Given I had already been through the procedure of setting up an MySQL 5.0 NDB Cluster on EC2, getting the MySQL 5.1 NDB Cluster installed was a reasonably straight forward task.
I will create a new HOWTO wiki from my screen dumps in the next day or so though the documentation provided by MySQL is very thorough.
Given I want to give a large MySQL 5.1 cluster a whirl, maybe with Cluster replication, as described in this documentation, I built and bundled the following AMIs (Amazon Machine Images)
- MySQL 5.1 NDB data node – built from the rpms
- MySQL 5.1 NDB Management node – built from rpms
- MySQL 5.1 NDB SQL/API node – built from rpms
- Complete MySQL 5.1 install.
I built number 4 as you can run the whole cluster to test everything off one box or in my case image. You could also run the management node and SQL node on the same box as well.

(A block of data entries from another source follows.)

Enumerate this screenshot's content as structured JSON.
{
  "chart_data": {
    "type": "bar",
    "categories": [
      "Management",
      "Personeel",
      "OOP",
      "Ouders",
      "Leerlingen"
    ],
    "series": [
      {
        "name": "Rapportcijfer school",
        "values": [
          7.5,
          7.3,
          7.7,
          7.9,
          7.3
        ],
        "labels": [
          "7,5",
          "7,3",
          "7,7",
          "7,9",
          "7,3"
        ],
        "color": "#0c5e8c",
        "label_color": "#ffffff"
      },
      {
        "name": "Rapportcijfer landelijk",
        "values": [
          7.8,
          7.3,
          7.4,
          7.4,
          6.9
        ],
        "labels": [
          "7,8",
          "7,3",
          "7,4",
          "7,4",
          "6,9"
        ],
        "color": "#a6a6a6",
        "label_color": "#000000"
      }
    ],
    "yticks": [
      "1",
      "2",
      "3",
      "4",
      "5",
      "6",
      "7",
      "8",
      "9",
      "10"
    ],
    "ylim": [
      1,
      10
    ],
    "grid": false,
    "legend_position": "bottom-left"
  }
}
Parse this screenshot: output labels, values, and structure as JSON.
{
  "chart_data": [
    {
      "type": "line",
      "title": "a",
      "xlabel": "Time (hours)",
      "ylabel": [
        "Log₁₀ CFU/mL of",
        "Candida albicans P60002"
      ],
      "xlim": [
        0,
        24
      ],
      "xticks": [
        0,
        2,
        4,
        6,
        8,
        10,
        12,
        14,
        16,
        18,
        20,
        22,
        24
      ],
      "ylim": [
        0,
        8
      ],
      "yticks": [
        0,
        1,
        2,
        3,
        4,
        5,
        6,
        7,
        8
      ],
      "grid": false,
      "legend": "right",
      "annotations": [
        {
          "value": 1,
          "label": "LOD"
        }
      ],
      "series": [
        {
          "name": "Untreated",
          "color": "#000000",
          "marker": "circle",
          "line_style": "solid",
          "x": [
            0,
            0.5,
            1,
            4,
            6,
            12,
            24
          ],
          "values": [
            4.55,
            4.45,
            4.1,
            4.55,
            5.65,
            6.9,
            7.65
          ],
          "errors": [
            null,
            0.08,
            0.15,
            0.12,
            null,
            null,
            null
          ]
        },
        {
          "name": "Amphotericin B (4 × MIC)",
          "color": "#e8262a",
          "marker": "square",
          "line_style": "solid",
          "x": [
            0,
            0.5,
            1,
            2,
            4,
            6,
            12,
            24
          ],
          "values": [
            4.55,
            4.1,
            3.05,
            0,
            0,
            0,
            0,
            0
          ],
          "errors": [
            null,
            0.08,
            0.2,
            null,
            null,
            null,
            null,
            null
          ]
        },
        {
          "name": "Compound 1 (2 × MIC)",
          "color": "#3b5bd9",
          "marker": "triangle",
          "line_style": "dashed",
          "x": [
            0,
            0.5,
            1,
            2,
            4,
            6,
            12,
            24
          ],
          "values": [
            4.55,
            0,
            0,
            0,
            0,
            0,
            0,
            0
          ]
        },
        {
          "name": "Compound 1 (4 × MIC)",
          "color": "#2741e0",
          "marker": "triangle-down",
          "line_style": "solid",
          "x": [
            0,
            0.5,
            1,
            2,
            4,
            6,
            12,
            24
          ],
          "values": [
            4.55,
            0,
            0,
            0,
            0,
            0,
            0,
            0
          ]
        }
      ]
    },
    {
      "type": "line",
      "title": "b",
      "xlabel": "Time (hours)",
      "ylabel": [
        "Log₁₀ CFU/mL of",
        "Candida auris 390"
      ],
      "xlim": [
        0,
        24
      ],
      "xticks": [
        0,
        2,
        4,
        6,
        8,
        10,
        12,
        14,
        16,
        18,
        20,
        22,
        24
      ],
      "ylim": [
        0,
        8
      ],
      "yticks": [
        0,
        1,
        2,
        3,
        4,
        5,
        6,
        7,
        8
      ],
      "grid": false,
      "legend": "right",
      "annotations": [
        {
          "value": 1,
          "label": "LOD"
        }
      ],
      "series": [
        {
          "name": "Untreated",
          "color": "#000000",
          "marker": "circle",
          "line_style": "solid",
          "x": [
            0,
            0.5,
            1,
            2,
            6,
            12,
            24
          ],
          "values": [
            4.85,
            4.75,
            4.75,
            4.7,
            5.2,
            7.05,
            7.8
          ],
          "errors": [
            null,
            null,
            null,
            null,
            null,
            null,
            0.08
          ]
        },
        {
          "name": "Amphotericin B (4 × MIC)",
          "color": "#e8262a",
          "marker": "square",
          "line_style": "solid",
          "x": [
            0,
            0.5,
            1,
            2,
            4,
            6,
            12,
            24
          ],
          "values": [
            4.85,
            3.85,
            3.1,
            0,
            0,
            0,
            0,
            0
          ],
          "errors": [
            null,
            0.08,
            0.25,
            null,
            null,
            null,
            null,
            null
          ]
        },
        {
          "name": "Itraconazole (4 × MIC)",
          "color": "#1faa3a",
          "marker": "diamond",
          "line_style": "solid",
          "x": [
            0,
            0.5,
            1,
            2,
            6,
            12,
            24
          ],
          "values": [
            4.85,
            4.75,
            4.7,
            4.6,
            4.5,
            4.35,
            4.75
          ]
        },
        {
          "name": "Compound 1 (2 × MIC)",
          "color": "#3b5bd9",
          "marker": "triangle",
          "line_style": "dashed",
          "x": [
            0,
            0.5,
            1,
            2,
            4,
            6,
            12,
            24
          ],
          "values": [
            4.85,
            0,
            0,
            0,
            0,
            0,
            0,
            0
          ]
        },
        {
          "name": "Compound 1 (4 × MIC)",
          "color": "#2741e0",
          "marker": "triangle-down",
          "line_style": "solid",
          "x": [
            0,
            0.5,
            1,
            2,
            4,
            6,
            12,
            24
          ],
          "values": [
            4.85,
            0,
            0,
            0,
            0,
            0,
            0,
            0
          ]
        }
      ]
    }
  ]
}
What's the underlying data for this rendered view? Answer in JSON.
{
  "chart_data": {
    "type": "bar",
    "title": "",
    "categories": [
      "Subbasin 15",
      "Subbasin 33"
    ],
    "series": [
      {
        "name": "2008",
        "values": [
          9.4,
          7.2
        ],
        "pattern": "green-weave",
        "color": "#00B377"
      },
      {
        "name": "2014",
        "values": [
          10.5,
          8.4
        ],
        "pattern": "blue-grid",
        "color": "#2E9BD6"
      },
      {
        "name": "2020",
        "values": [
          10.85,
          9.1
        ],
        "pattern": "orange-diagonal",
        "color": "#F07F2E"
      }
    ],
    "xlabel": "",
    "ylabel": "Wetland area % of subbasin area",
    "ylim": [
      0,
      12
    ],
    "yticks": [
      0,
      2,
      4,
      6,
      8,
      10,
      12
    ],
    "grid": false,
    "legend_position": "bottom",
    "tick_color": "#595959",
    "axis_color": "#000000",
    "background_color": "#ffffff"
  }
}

The biggest issue I found which is specific to running on EC2 is the hostname, which is allocated via DHCP. I am working on scripts to automate the updating of the /etc/hosts file on each box so that the configure.ini required on the management node and the /etc/my.cnf settings required on the data nodes can point at a name rather than a specific IP address or DNS name.
The work I do here can be replicated to handle the hostname stuff required for Openfiler, Oracle standbys and anything else requiring network connectivity.
For particular interest for users of EC2 is the lack of persistent storage on any specific instance. Plenty of people are looking at various solutions, I guess the interest in using MySQL cluster is that any one data node or two (if you are paranoid) could die so running enough data nodes specifically and also maybe sql nodes with management nodes on the same would provide a solution to this. Backing up to S3 or some form of persistent storage is the fail back if everything goes pear-shaped.
Replicating these virtual images to boxes with persistent storage alleviates some of the pain, however EC2 remains a great area to built your knowledge of various technologies available. Even if some of quirks of running under a virtual machine make things slightly different.
If there is interest I will release a public image of the various types of nodes.